HARRISBURG, Pa. (AP) — Pennsylvania Gov. Tom Wolf said Wednesday he will revamp how the state provides help to people who need to be protected and cared for by state agencies.
The Democratic governor signed an order setting up a 25-member group that has three months to propose changes that will improve services to what’s he’s calling “vulnerable populations.”
Wolf also set up the Office of Advocacy and Reform and will hire a child advocate for the new agency under his office.
He directed agencies to try to reduce the number of people living in institutional settings, to improve how referrals are made for inspector general investigations and to mine state data to identify problems more quickly.
Wolf said the need for change was highlighted by some high-profile cases, including harm to children and older people.
Among them was a Philadelphia Inquirer investigation that said students at Glen Mills School in Delaware County had been subjected to violent attacks from staffers, including broken bones and threats to place them in worse places.
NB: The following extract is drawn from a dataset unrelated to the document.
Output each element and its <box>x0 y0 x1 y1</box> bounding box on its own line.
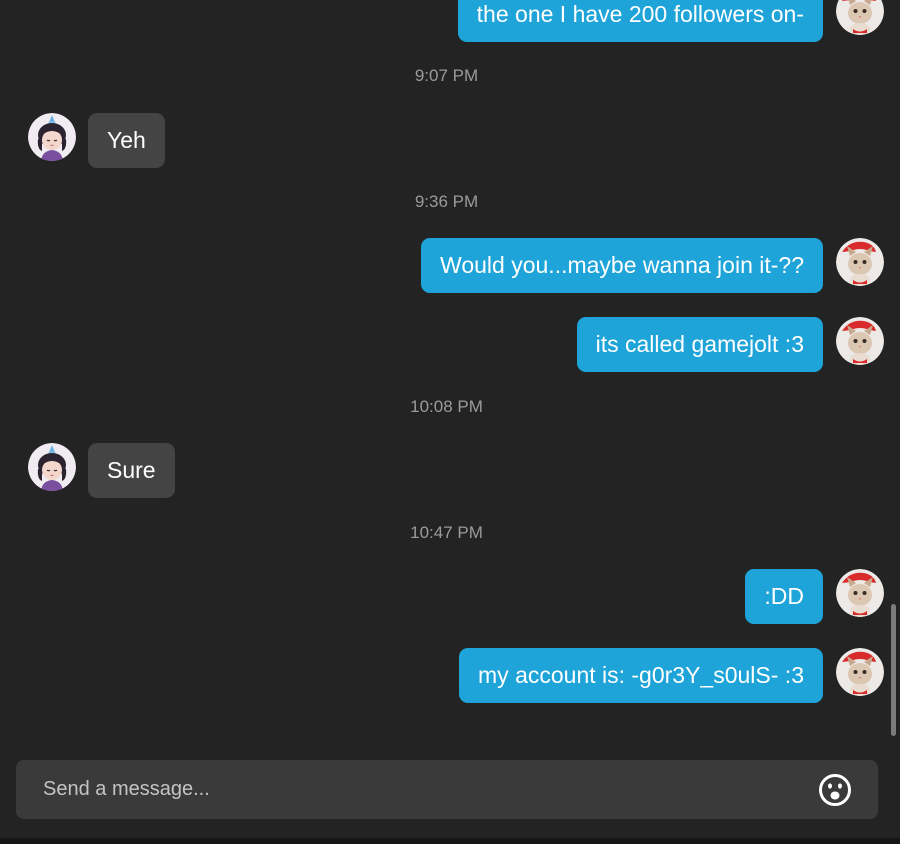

The state announced it was revoking the juvenile detention facility’s licenses in April.
Another incident prompting the changes was the death of 14-year-old Grace Packer, who was raped, tortured and murdered.
Packer had extensive contact with the child welfare system before she was killed in a sweltering attic outside Philadelphia.
Wolf also cited cases of abuse against nursing home residents, people struggling to get mental health treatment and those with substance abuse problems who he said have been taken advantage of while seeking treatment.